Chicago Mayor Lori Lightfoot announced that the city’s school system has reached a tentative agreement with the teacher’s union that would bring students back into classrooms as soon as Thursday, narrowly avoiding a lockout.

The Chicago Teachers Union and Chicago Public Schools have spent nearly eight months in talks that escalated to a heated public battle in recent weeks over reopening classrooms in the country’s third-largest school district, which serves more than 350,000 students. The teachers and the city schools have reached a deal that will have to be ratified by the union’s House of Delegates, Lightfoot said in a press conference Sunday.

“I am confident, confident that the measures that we have and will put in place will make our schools, even safer than they already are, and will be a model for other systems in Illinois and throughout the country,” Lightfoot said.

Students will return to school in a staggered timeline, beginning with Pre-K students and cluster students on Thursday and ending with sixth- through eighth-grade students on March 8, according to the pending agreement. No date was set for high school students, who will continue on remote learning.

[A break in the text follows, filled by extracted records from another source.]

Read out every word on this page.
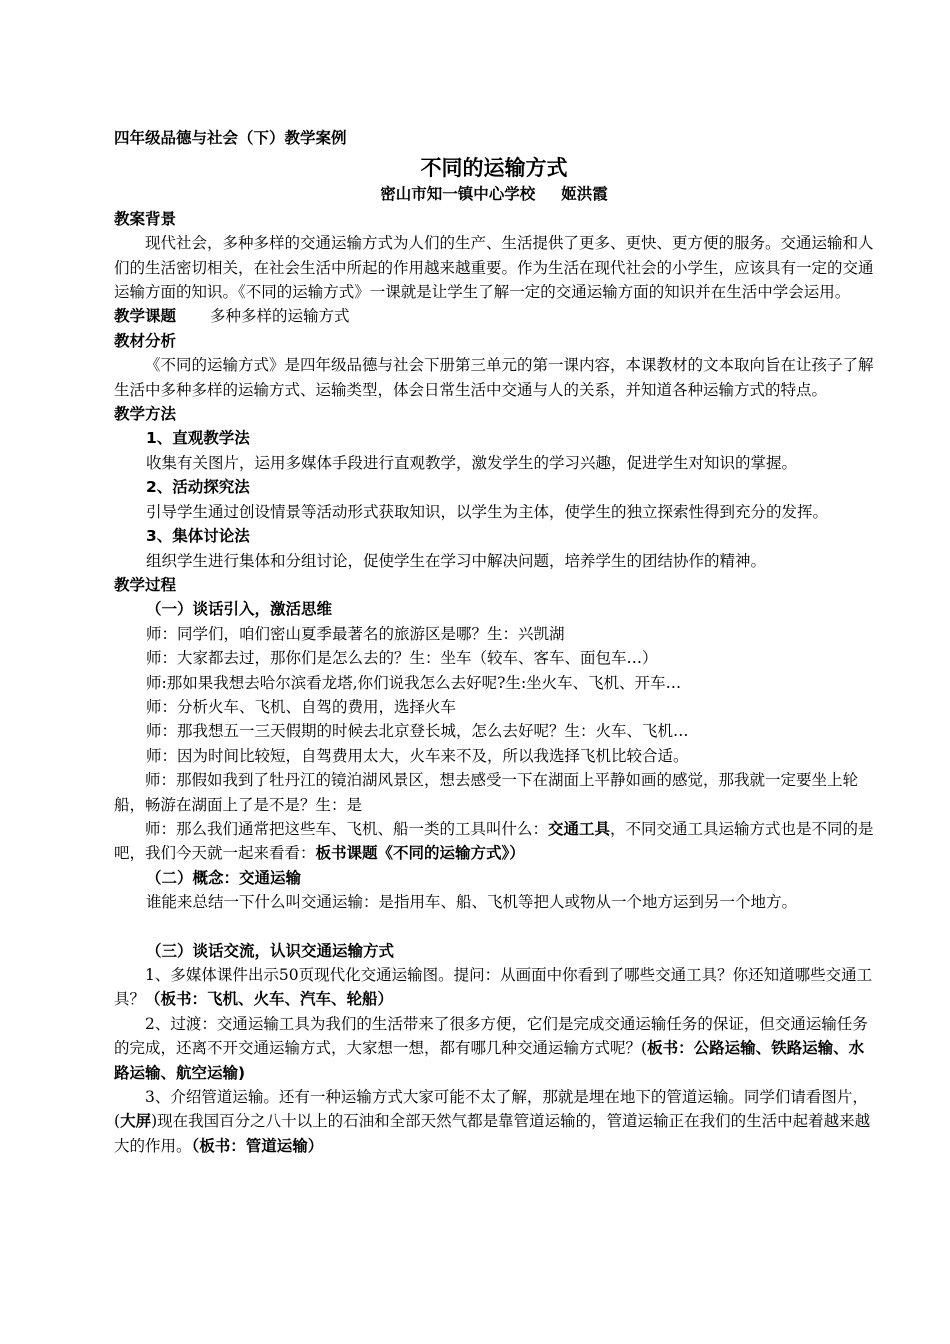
四年级品德与社会（下）教学案例

不同的运输方式

密山市知一镇中心学校 姬洪霞

教案背景

现代社会，多种多样的交通运输方式为人们的生产、生活提供了更多、更快、更方便的服务。交通运输和人们的生活密切相关，在社会生活中所起的作用越来越重要。作为生活在现代社会的小学生，应该具有一定的交通运输方面的知识。《不同的运输方式》一课就是让学生了解一定的交通运输方面的知识并在生活中学会运用。

教学课题 多种多样的运输方式

教材分析

《不同的运输方式》是四年级品德与社会下册第三单元的第一课内容，本课教材的文本取向旨在让孩子了解生活中多种多样的运输方式、运输类型，体会日常生活中交通与人的关系，并知道各种运输方式的特点。

教学方法

1、直观教学法

收集有关图片，运用多媒体手段进行直观教学，激发学生的学习兴趣，促进学生对知识的掌握。

2、活动探究法

引导学生通过创设情景等活动形式获取知识，以学生为主体，使学生的独立探索性得到充分的发挥。

3、集体讨论法

组织学生进行集体和分组讨论，促使学生在学习中解决问题，培养学生的团结协作的精神。

教学过程

（一）谈话引入，激活思维

师：同学们，咱们密山夏季最著名的旅游区是哪？生：兴凯湖

师：大家都去过，那你们是怎么去的？生：坐车（较车、客车、面包车…）

师:那如果我想去哈尔滨看龙塔,你们说我怎么去好呢?生:坐火车、飞机、开车…

师：分析火车、飞机、自驾的费用，选择火车

师：那我想五一三天假期的时候去北京登长城，怎么去好呢？生：火车、飞机…

师：因为时间比较短，自驾费用太大，火车来不及，所以我选择飞机比较合适。

师：那假如我到了牡丹江的镜泊湖风景区，想去感受一下在湖面上平静如画的感觉，那我就一定要坐上轮船，畅游在湖面上了是不是？生：是

师：那么我们通常把这些车、飞机、船一类的工具叫什么：交通工具，不同交通工具运输方式也是不同的是吧，我们今天就一起来看看：板书课题《不同的运输方式》）

（二）概念：交通运输

谁能来总结一下什么叫交通运输：是指用车、船、飞机等把人或物从一个地方运到另一个地方。

（三）谈话交流，认识交通运输方式

1、多媒体课件出示50页现代化交通运输图。提问：从画面中你看到了哪些交通工具？你还知道哪些交通工具？（板书：飞机、火车、汽车、轮船）

2、过渡：交通运输工具为我们的生活带来了很多方便，它们是完成交通运输任务的保证，但交通运输任务的完成，还离不开交通运输方式，大家想一想，都有哪几种交通运输方式呢？(板书：公路运输、铁路运输、水路运输、航空运输)

3、介绍管道运输。还有一种运输方式大家可能不太了解，那就是埋在地下的管道运输。同学们请看图片，(大屏)现在我国百分之八十以上的石油和全部天然气都是靠管道运输的，管道运输正在我们的生活中起着越来越大的作用。（板书：管道运输）
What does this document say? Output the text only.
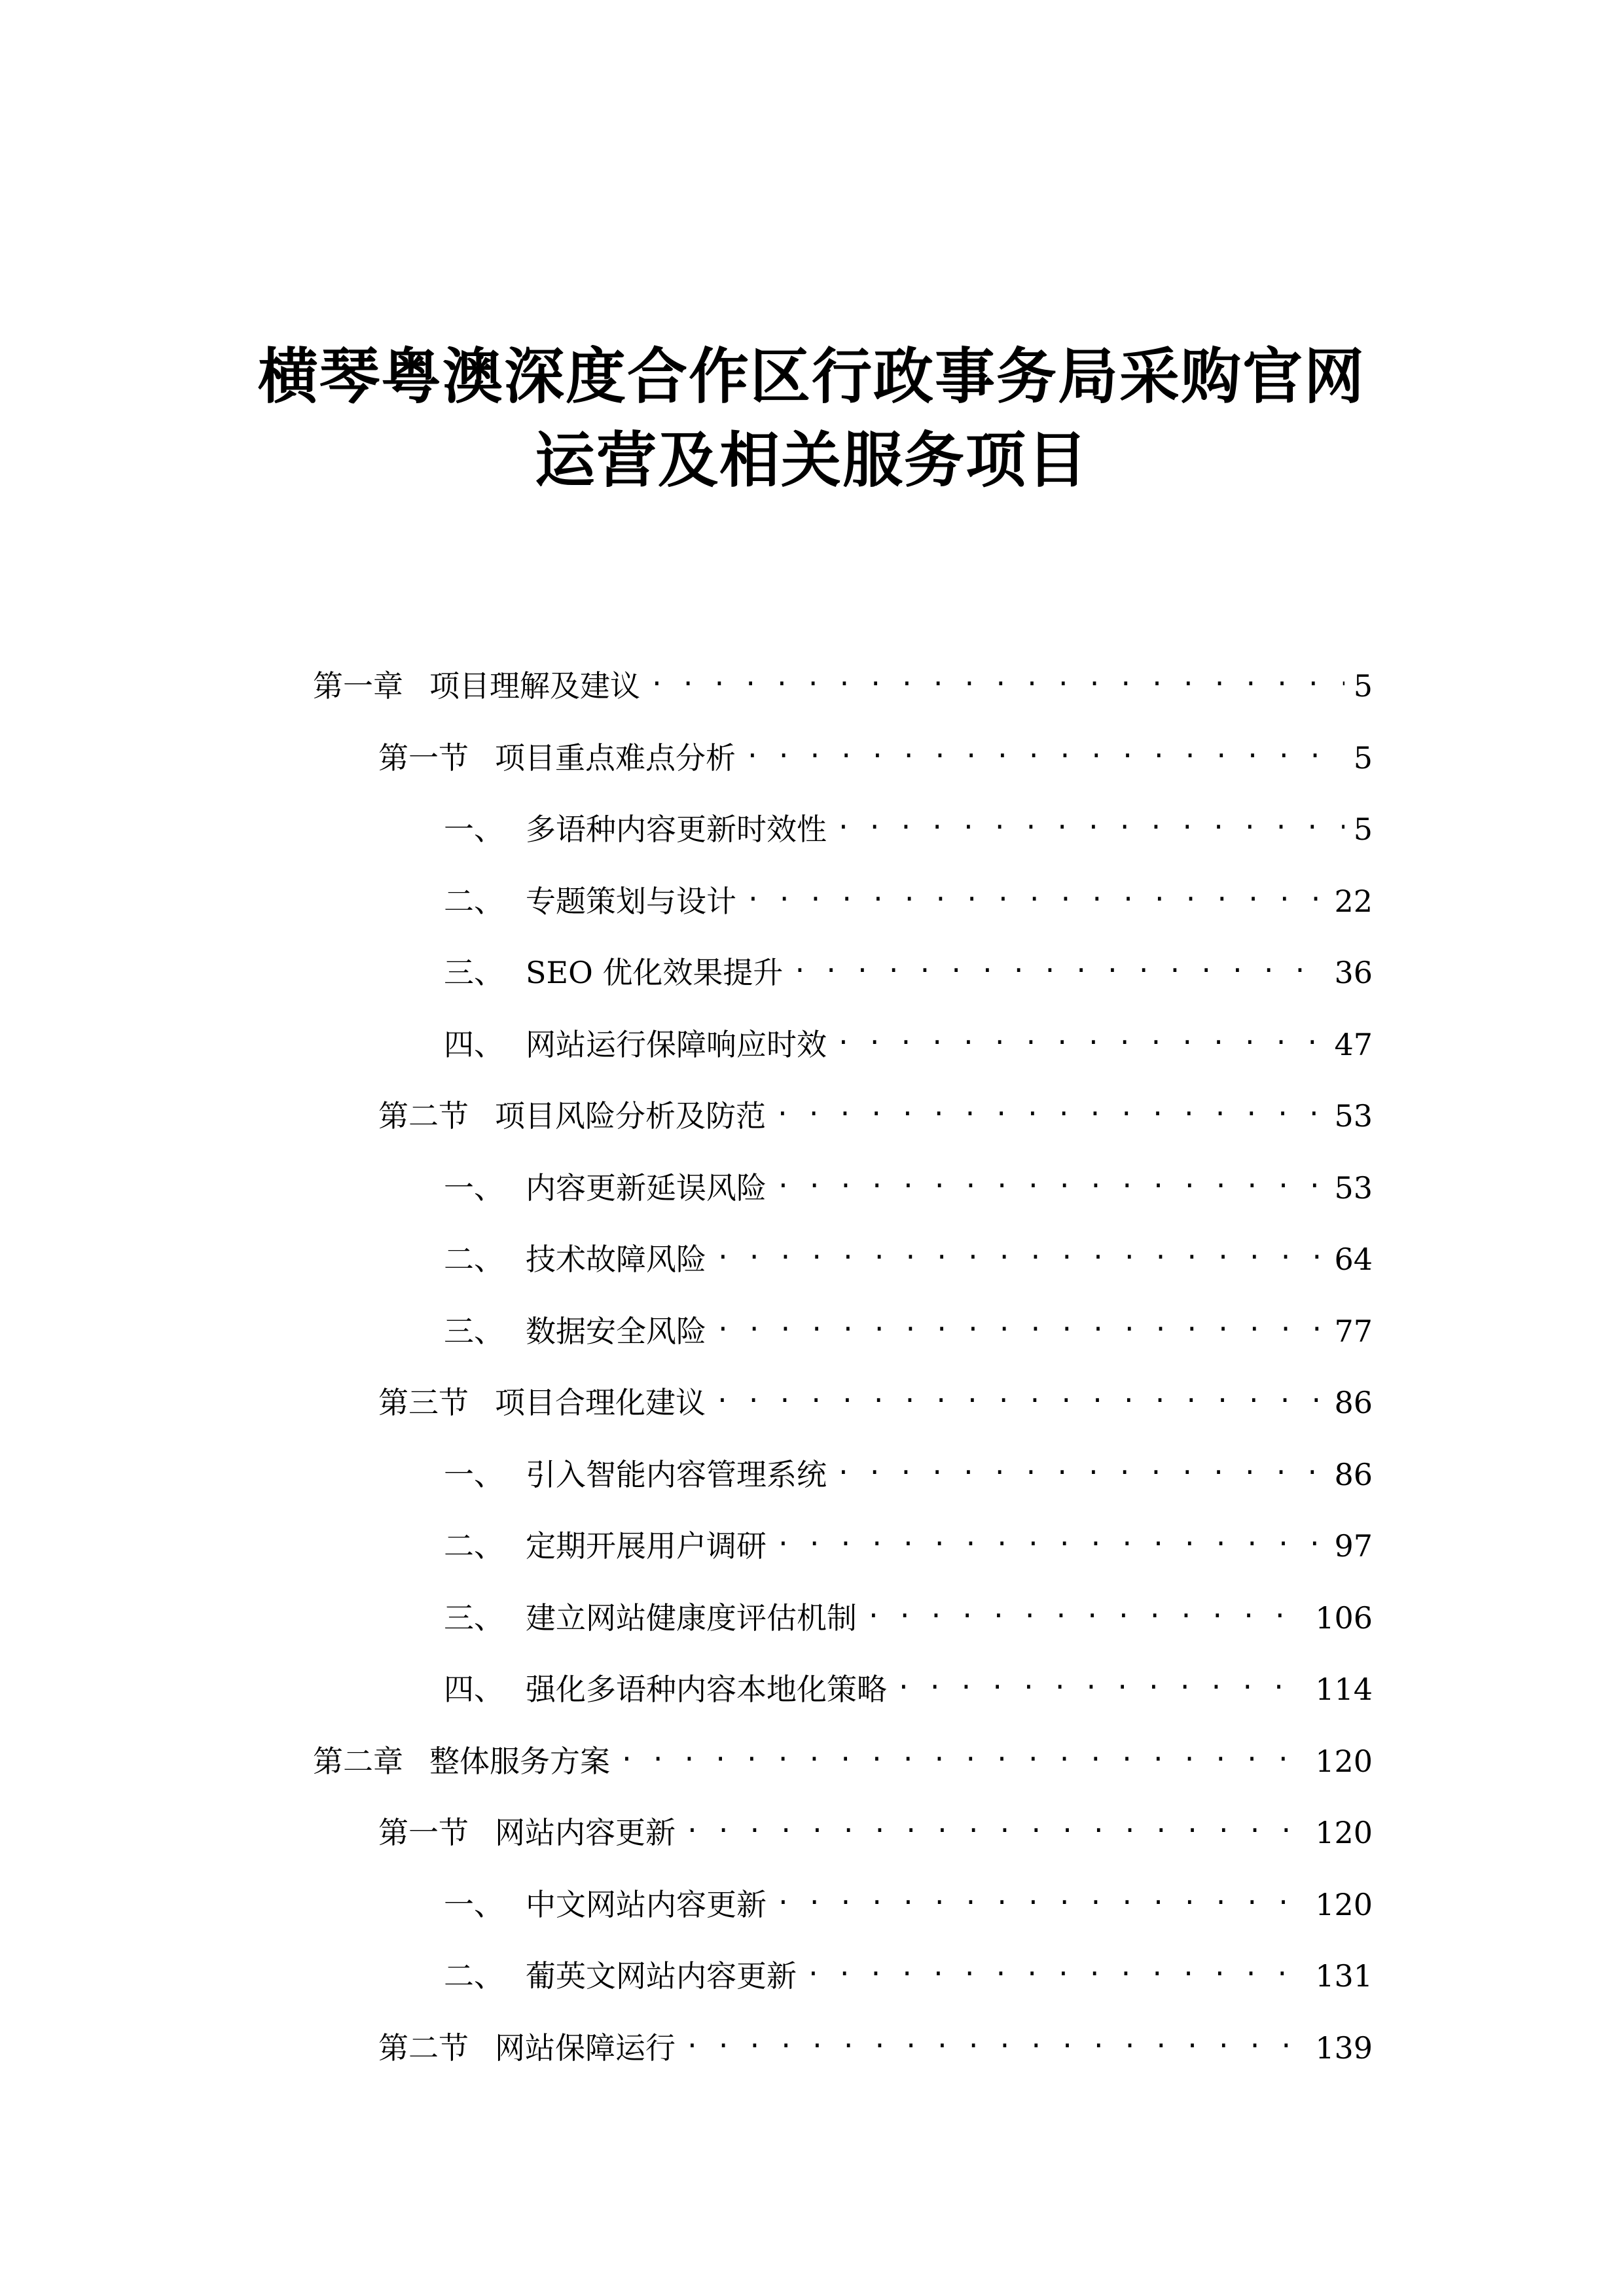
横琴粤澳深度合作区行政事务局采购官网
运营及相关服务项目
第一章 项目理解及建议 . . .	5
第一节 项目重点难点分析 . . .	5
一、 多语种内容更新时效性 . . .	5
二、 专题策划与设计 . . .	22
三、 SEO 优化效果提升 . . .	36
四、 网站运行保障响应时效 . . .	47
第二节 项目风险分析及防范 . . .	53
一、 内容更新延误风险 . . .	53
二、 技术故障风险 . . .	64
三、 数据安全风险 . . .	77
第三节 项目合理化建议 . . .	86
一、 引入智能内容管理系统 . . .	86
二、 定期开展用户调研 . . .	97
三、 建立网站健康度评估机制 . . .	106
四、 强化多语种内容本地化策略 . . .	114
第二章 整体服务方案 . . .	120
第一节 网站内容更新 . . .	120
一、 中文网站内容更新 . . .	120
二、 葡英文网站内容更新 . . .	131
第二节 网站保障运行 . . .	139
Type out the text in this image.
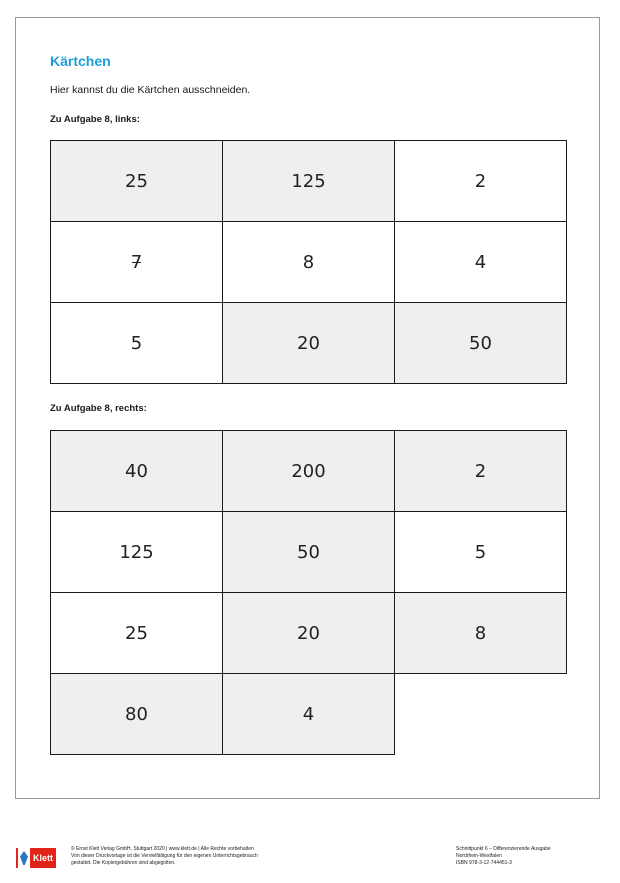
Kärtchen

Hier kannst du die Kärtchen ausschneiden.

Zu Aufgabe 8, links:

25	125	2
7	8	4
5	20	50

Zu Aufgabe 8, rechts:

40	200	2
125	50	5
25	20	8
80	4
Klett

© Ernst Klett Verlag GmbH, Stuttgart 2020 | www.klett.de | Alle Rechte vorbehalten

Von dieser Druckvorlage ist die Vervielfältigung für den eigenen Unterrichtsgebrauch

gestattet. Die Kopiergebühren sind abgegolten.

Schnittpunkt 6 – Differenzierende Ausgabe

Nordrhein-Westfalen

ISBN 978-3-12-744451-3
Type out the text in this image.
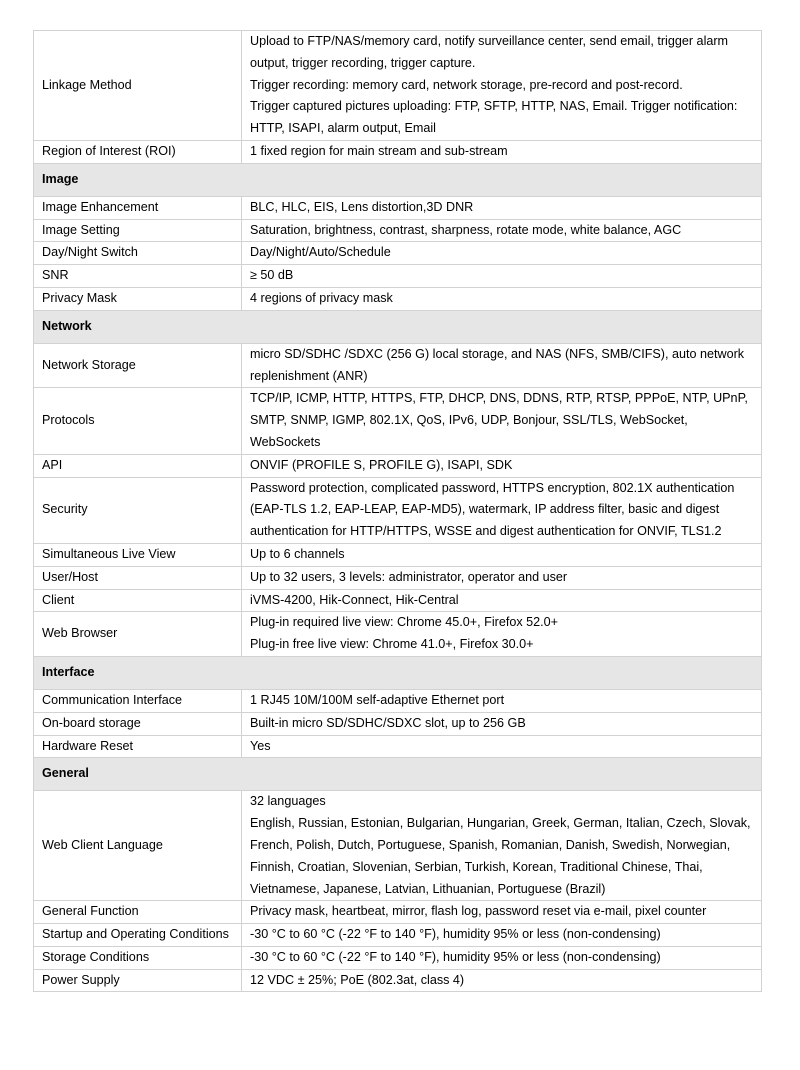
Linkage Method	Upload to FTP/NAS/memory card, notify surveillance center, send email, trigger alarm
output, trigger recording, trigger capture.
Trigger recording: memory card, network storage, pre-record and post-record.
Trigger captured pictures uploading: FTP, SFTP, HTTP, NAS, Email. Trigger notification:
HTTP, ISAPI, alarm output, Email

Region of Interest (ROI)	1 fixed region for main stream and sub-stream

Image	
Image Enhancement	BLC, HLC, EIS, Lens distortion,3D DNR

Image Setting	Saturation, brightness, contrast, sharpness, rotate mode, white balance, AGC

Day/Night Switch	Day/Night/Auto/Schedule

SNR	≥ 50 dB

Privacy Mask	4 regions of privacy mask

Network	
Network Storage	micro SD/SDHC /SDXC (256 G) local storage, and NAS (NFS, SMB/CIFS), auto network
replenishment (ANR)

Protocols	TCP/IP, ICMP, HTTP, HTTPS, FTP, DHCP, DNS, DDNS, RTP, RTSP, PPPoE, NTP, UPnP,
SMTP, SNMP, IGMP, 802.1X, QoS, IPv6, UDP, Bonjour, SSL/TLS, WebSocket,
WebSockets

API	ONVIF (PROFILE S, PROFILE G), ISAPI, SDK

Security	Password protection, complicated password, HTTPS encryption, 802.1X authentication
(EAP-TLS 1.2, EAP-LEAP, EAP-MD5), watermark, IP address filter, basic and digest
authentication for HTTP/HTTPS, WSSE and digest authentication for ONVIF, TLS1.2

Simultaneous Live View	Up to 6 channels

User/Host	Up to 32 users, 3 levels: administrator, operator and user

Client	iVMS-4200, Hik-Connect, Hik-Central

Web Browser	Plug-in required live view: Chrome 45.0+, Firefox 52.0+
Plug-in free live view: Chrome 41.0+, Firefox 30.0+

Interface	
Communication Interface	1 RJ45 10M/100M self-adaptive Ethernet port

On-board storage	Built-in micro SD/SDHC/SDXC slot, up to 256 GB

Hardware Reset	Yes

General	
Web Client Language	32 languages
English, Russian, Estonian, Bulgarian, Hungarian, Greek, German, Italian, Czech, Slovak,
French, Polish, Dutch, Portuguese, Spanish, Romanian, Danish, Swedish, Norwegian,
Finnish, Croatian, Slovenian, Serbian, Turkish, Korean, Traditional Chinese, Thai,
Vietnamese, Japanese, Latvian, Lithuanian, Portuguese (Brazil)

General Function	Privacy mask, heartbeat, mirror, flash log, password reset via e-mail, pixel counter

Startup and Operating Conditions	-30 °C to 60 °C (-22 °F to 140 °F), humidity 95% or less (non-condensing)

Storage Conditions	-30 °C to 60 °C (-22 °F to 140 °F), humidity 95% or less (non-condensing)

Power Supply	12 VDC ± 25%; PoE (802.3at, class 4)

In addition, an estimated 1,500 public school employees will get access to Covid-19 vaccines per week as part of a new vaccine rollout program under the deal. Higher priority would go to employees who live with people who are vulnerable because of preexisting medical conditions.

The mayor acknowledged the stress on parents and students amid weeks of uncertainty, as well as thanking teachers for all their hard work through the pandemic.

“I know many of you have worked harder this year than you have ever worked before, because that’s what the circumstances demanded for you to manifest your love and commitment to your students,” Lightfoot said.

Sunday’s deal is a swift change from an apparent standstill just days earlier, when Lightfoot said she offered teachers her “last, best and final offer” on Thursday night. Officials previously said that teachers who were not approved for medical exceptions who failed to return would be deemed absent without leave and their access to school district systems terminated.

Though officials later walked back that assertion, some feared the threat of a lockout could trigger a teachers strike.

The Chicago Teachers Union said Friday that the city’s prior deal failed to land on a mutually agreed upon metric regarding when schools would return to remote learning. The prior deal offered by the city would continue in-person learning unless the citywide positivity rate reaches 25 percent.

According to CPS Director Dr. Janice Jackson, Sunday’s deal would return to remote learning when positivity numbers rise more than 15 percent than the previous week for seven consecutive days. The current day’s positivity rate would also have to be more than 10 percent total.

A spokesman for the Chicago Teachers Union told NBC News on Sunday that union leadership was meeting with members to discuss the framework offered by the city. The union emphasized that the deal is not finalized in a series of Tweets after Lightfoot’s press conference.

“What we have is a framework that all of our members must first review and assess, because it is our members who are being asked to return to school buildings in the midst of a global pandemic,” the tweets said. “We are a democratic union.”